Moreover, the total inter-regional capacity addition planned in the 13th FYP (2017-2022) is 47,500 MW, to increase the present interregional capacity of 63,650 MW (as on November 2016) to 118,050 MW by 2021-22. This is to be done through several Interregional corridors and system strengthening projects. In order to provide a boost to the power sector, the Government also has set a target of electrifying 18,452 villages by May 2018 under ‘Deendayal Upadhyaya Gram Jyoti Yojana (DDUGJY)’.

Booming Infrastructure

India needs Rs 31 trillion (USD 454.83 billion) to be spent on infrastructure development over the next five years, with 70 per cent of funds needed for power, roads and urban infrastructure segments. Foreign Direct Investment (FDI) received in construction development sector from April 2000 to March 2016 stood at USD 24.19 billion, according to the Department of Industrial Policy and Promotion (DIPP).

Infrastructure sector is a key driver for the Indian economy. The sector is highly responsible for propelling India’s overall development and enjoys intense focus from Government for initiating policies that would ensure time-bound creation of world class infrastructure in the country.

To be the Largest Telecommunication Market

According to a report by leading research firm Market Research Store, the Indian telecommunication services market will likely grow by 10.3 per cent year-on-year to reach USD 103.9 billion by 2020. With daily increasing subscriber base, there have been a lot of investments and developments in the sector. The industry has attracted FDI worth USD 18.38 billion during the period April 2000 to March 2016, according to the data released by Department of Industrial Policy and Promotion (DIPP).
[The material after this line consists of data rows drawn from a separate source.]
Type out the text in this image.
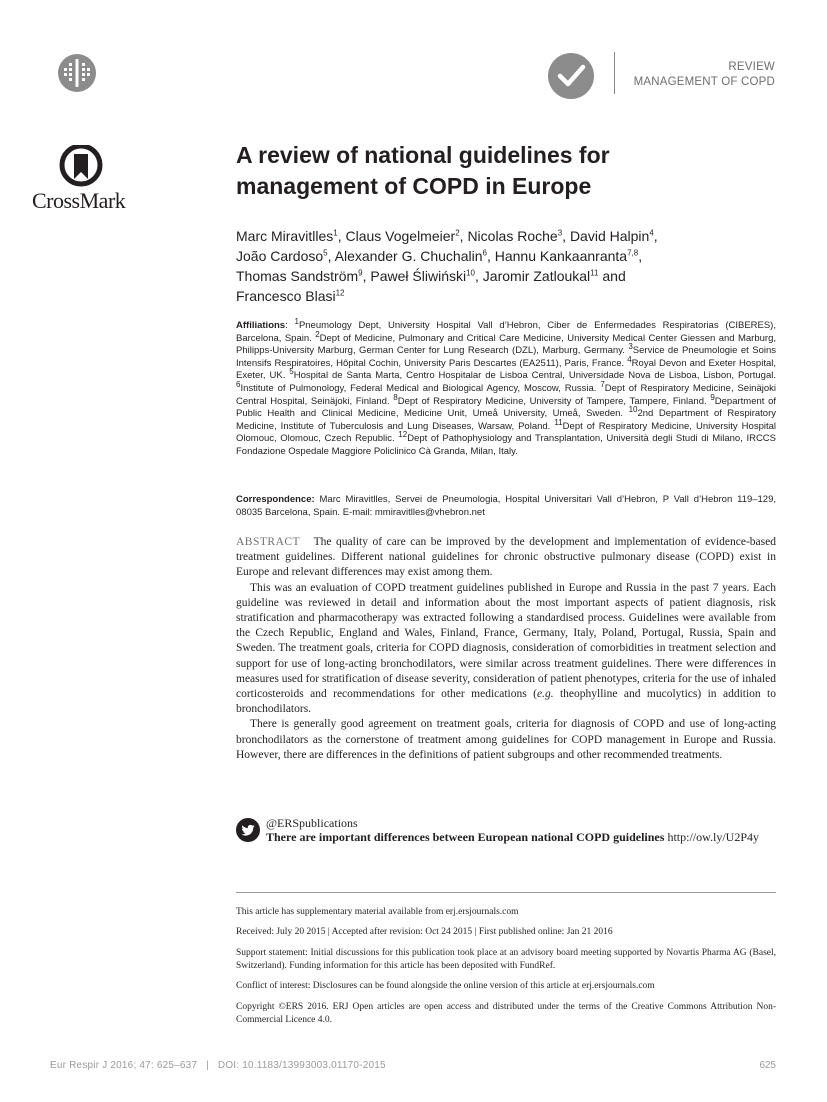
REVIEW
MANAGEMENT OF COPD
CrossMark
A review of national guidelines for
management of COPD in Europe
Marc Miravitlles$^1$, Claus Vogelmeier$^2$, Nicolas Roche$^3$, David Halpin$^4$,
João Cardoso$^5$, Alexander G. Chuchalin$^6$, Hannu Kankaanranta$^{7,8}$,
Thomas Sandström$^9$, Paweł Śliwiński$^{10}$, Jaromir Zatloukal$^{11}$ and
Francesco Blasi$^{12}$
Affiliations: $^1$Pneumology Dept, University Hospital Vall d’Hebron, Ciber de Enfermedades Respiratorias (CIBERES), Barcelona, Spain. $^2$Dept of Medicine, Pulmonary and Critical Care Medicine, University Medical Center Giessen and Marburg, Philipps-University Marburg, German Center for Lung Research (DZL), Marburg, Germany. $^3$Service de Pneumologie et Soins Intensifs Respiratoires, Hôpital Cochin, University Paris Descartes (EA2511), Paris, France. $^4$Royal Devon and Exeter Hospital, Exeter, UK. $^5$Hospital de Santa Marta, Centro Hospitalar de Lisboa Central, Universidade Nova de Lisboa, Lisbon, Portugal. $^6$Institute of Pulmonology, Federal Medical and Biological Agency, Moscow, Russia. $^7$Dept of Respiratory Medicine, Seinäjoki Central Hospital, Seinäjoki, Finland. $^8$Dept of Respiratory Medicine, University of Tampere, Tampere, Finland. $^9$Department of Public Health and Clinical Medicine, Medicine Unit, Umeå University, Umeå, Sweden. $^{10}$2nd Department of Respiratory Medicine, Institute of Tuberculosis and Lung Diseases, Warsaw, Poland. $^{11}$Dept of Respiratory Medicine, University Hospital Olomouc, Olomouc, Czech Republic. $^{12}$Dept of Pathophysiology and Transplantation, Università degli Studi di Milano, IRCCS Fondazione Ospedale Maggiore Policlinico Cà Granda, Milan, Italy.
Correspondence: Marc Miravitlles, Servei de Pneumologia, Hospital Universitari Vall d’Hebron, P Vall d’Hebron 119–129, 08035 Barcelona, Spain. E-mail: mmiravitlles@vhebron.net

ABSTRACT The quality of care can be improved by the development and implementation of evidence-based treatment guidelines. Different national guidelines for chronic obstructive pulmonary disease (COPD) exist in Europe and relevant differences may exist among them.

This was an evaluation of COPD treatment guidelines published in Europe and Russia in the past 7 years. Each guideline was reviewed in detail and information about the most important aspects of patient diagnosis, risk stratification and pharmacotherapy was extracted following a standardised process. Guidelines were available from the Czech Republic, England and Wales, Finland, France, Germany, Italy, Poland, Portugal, Russia, Spain and Sweden. The treatment goals, criteria for COPD diagnosis, consideration of comorbidities in treatment selection and support for use of long-acting bronchodilators, were similar across treatment guidelines. There were differences in measures used for stratification of disease severity, consideration of patient phenotypes, criteria for the use of inhaled corticosteroids and recommendations for other medications (e.g. theophylline and mucolytics) in addition to bronchodilators.

There is generally good agreement on treatment goals, criteria for diagnosis of COPD and use of long-acting bronchodilators as the cornerstone of treatment among guidelines for COPD management in Europe and Russia. However, there are differences in the definitions of patient subgroups and other recommended treatments.

@ERSpublications
There are important differences between European national COPD guidelines http://ow.ly/U2P4y
This article has supplementary material available from erj.ersjournals.com
Received: July 20 2015 | Accepted after revision: Oct 24 2015 | First published online: Jan 21 2016
Support statement: Initial discussions for this publication took place at an advisory board meeting supported by Novartis Pharma AG (Basel, Switzerland). Funding information for this article has been deposited with FundRef.
Conflict of interest: Disclosures can be found alongside the online version of this article at erj.ersjournals.com
Copyright ©ERS 2016. ERJ Open articles are open access and distributed under the terms of the Creative Commons Attribution Non-Commercial Licence 4.0.
Eur Respir J 2016; 47: 625–637 | DOI: 10.1183/13993003.01170-2015	625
India will emerge as a leading player in the virtual world by having 700 million internet users of the 4.7 billion global users by 2025, as per a Microsoft report.

India is currently the second-largest telecommunication market and has the third highest number of internet users in the world. India’s telephone subscriber base expanded at a CAGR of 19.96 per cent, reaching 1058.86 million during FY07–16. Moreover, India is expected to have over 180 million smartphones by 2019, contributing around 13.5 per cent to the global smartphone market, based on rising affordability and better availability of data services among other factors. All these developments seek tremendous growth in optical fiber cable (OFC) network, an appealing prospect for the Indian wire and cable market.
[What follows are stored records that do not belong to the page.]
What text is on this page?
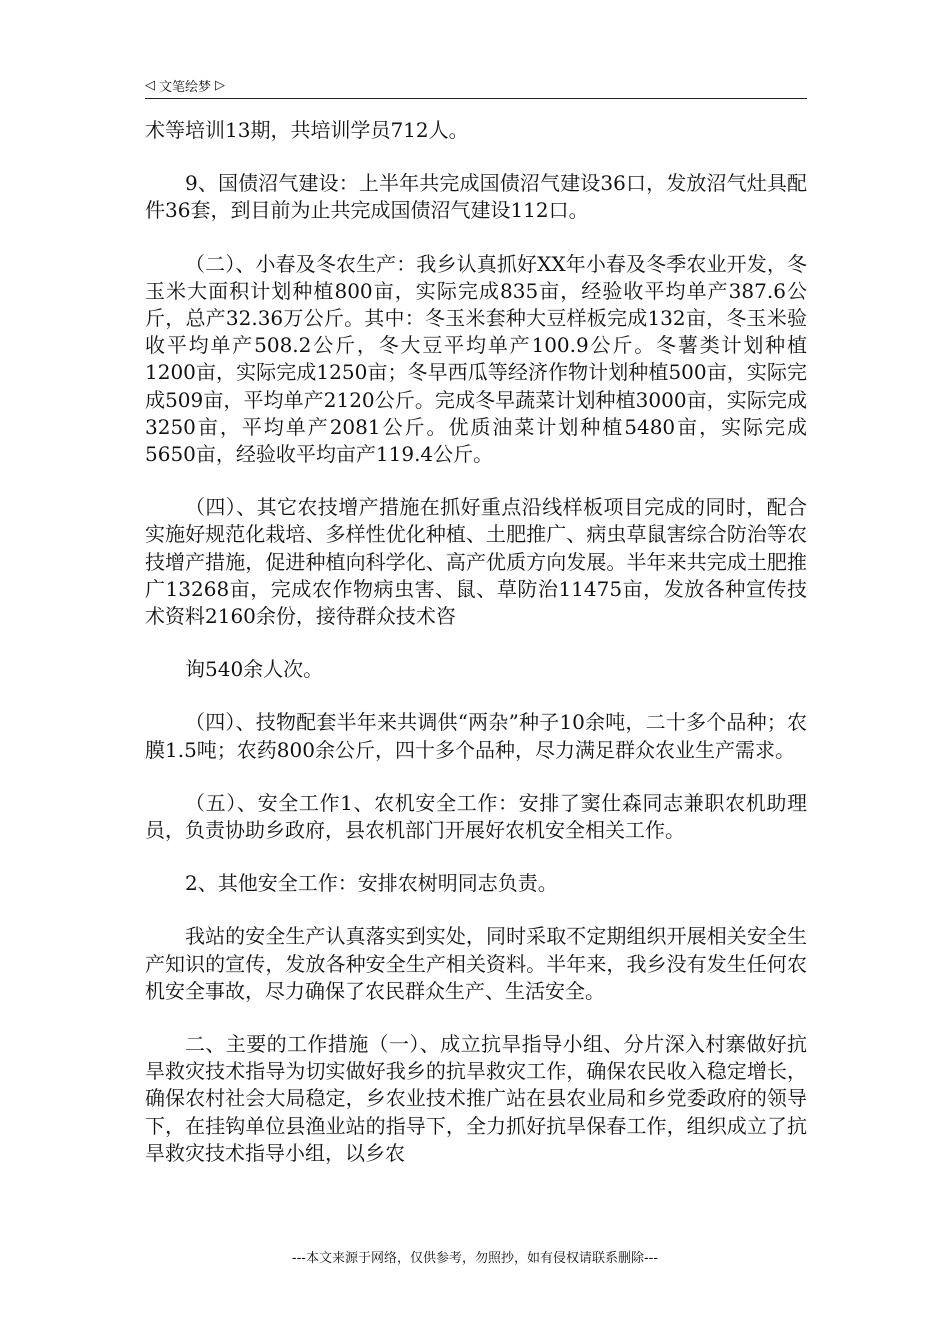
◁ 文笔绘梦 ▷

术等培训13期，共培训学员712人。

9、国债沼气建设：上半年共完成国债沼气建设36口，发放沼气灶具配件36套，到目前为止共完成国债沼气建设112口。

（二）、小春及冬农生产：我乡认真抓好XX年小春及冬季农业开发，冬玉米大面积计划种植800亩，实际完成835亩，经验收平均单产387.6公斤，总产32.36万公斤。其中：冬玉米套种大豆样板完成132亩，冬玉米验收平均单产508.2公斤，冬大豆平均单产100.9公斤。冬薯类计划种植1200亩，实际完成1250亩；冬早西瓜等经济作物计划种植500亩，实际完成509亩，平均单产2120公斤。完成冬早蔬菜计划种植3000亩，实际完成3250亩，平均单产2081公斤。优质油菜计划种植5480亩，实际完成5650亩，经验收平均亩产119.4公斤。

（四）、其它农技增产措施在抓好重点沿线样板项目完成的同时，配合实施好规范化栽培、多样性优化种植、土肥推广、病虫草鼠害综合防治等农技增产措施，促进种植向科学化、高产优质方向发展。半年来共完成土肥推广13268亩，完成农作物病虫害、鼠、草防治11475亩，发放各种宣传技术资料2160余份，接待群众技术咨

询540余人次。

（四）、技物配套半年来共调供“两杂”种子10余吨，二十多个品种；农膜1.5吨；农药800余公斤，四十多个品种，尽力满足群众农业生产需求。

（五）、安全工作1、农机安全工作：安排了窦仕森同志兼职农机助理员，负责协助乡政府，县农机部门开展好农机安全相关工作。

2、其他安全工作：安排农树明同志负责。

我站的安全生产认真落实到实处，同时采取不定期组织开展相关安全生产知识的宣传，发放各种安全生产相关资料。半年来，我乡没有发生任何农机安全事故，尽力确保了农民群众生产、生活安全。

二、主要的工作措施（一）、成立抗旱指导小组、分片深入村寨做好抗旱救灾技术指导为切实做好我乡的抗旱救灾工作，确保农民收入稳定增长，确保农村社会大局稳定，乡农业技术推广站在县农业局和乡党委政府的领导下，在挂钩单位县渔业站的指导下，全力抓好抗旱保春工作，组织成立了抗旱救灾技术指导小组，以乡农

---本文来源于网络，仅供参考，勿照抄，如有侵权请联系删除---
Automotive and Other Growing Segments

The Indian auto industry is one of the largest in the world. The industry accounts for 7.1 per cent of the country’s Gross Domestic Product (GDP). India is also a prominent auto exporter and has strong export growth expectations for the near future. In April-March 2016, overall automobile exports grew by 1.91 per cent.

The electrical machinery sector consists of generation, transmission and distribution machinery. The transmission and distribution market expanded at a compound annual growth rate (CAGR) of 6.7 per cent over FY07-13. Boilers (16 per cent), cables (15 per cent) and transmission lines and conductors (12 per cent) account for a large chunk of the revenue. The generation equipment market is expected to expand at a CAGR of 12.7 per cent over FY12–22. The exports of electrical machinery rose to US$ 3.9 billion in FY14 from USD 3.4 billion in FY12. Boilers & parts and electrical wires and cables were the primary drivers of the increase in exports.

Amid all these growth prospects, CWF17 is committed to provide the most apt platform for business networking and information sharing among various participants in the growth of the wire and cable industry. CWF15, the first edition, through its exhibition and conference stages, has already created a positive and forward looking mood in the industry and CWF17 will go many steps further to ensure a gratifying outcome for all who participate.

(The data has been sourced from various credible
agencies like IBEF, Ministry of Power, MOTE et al).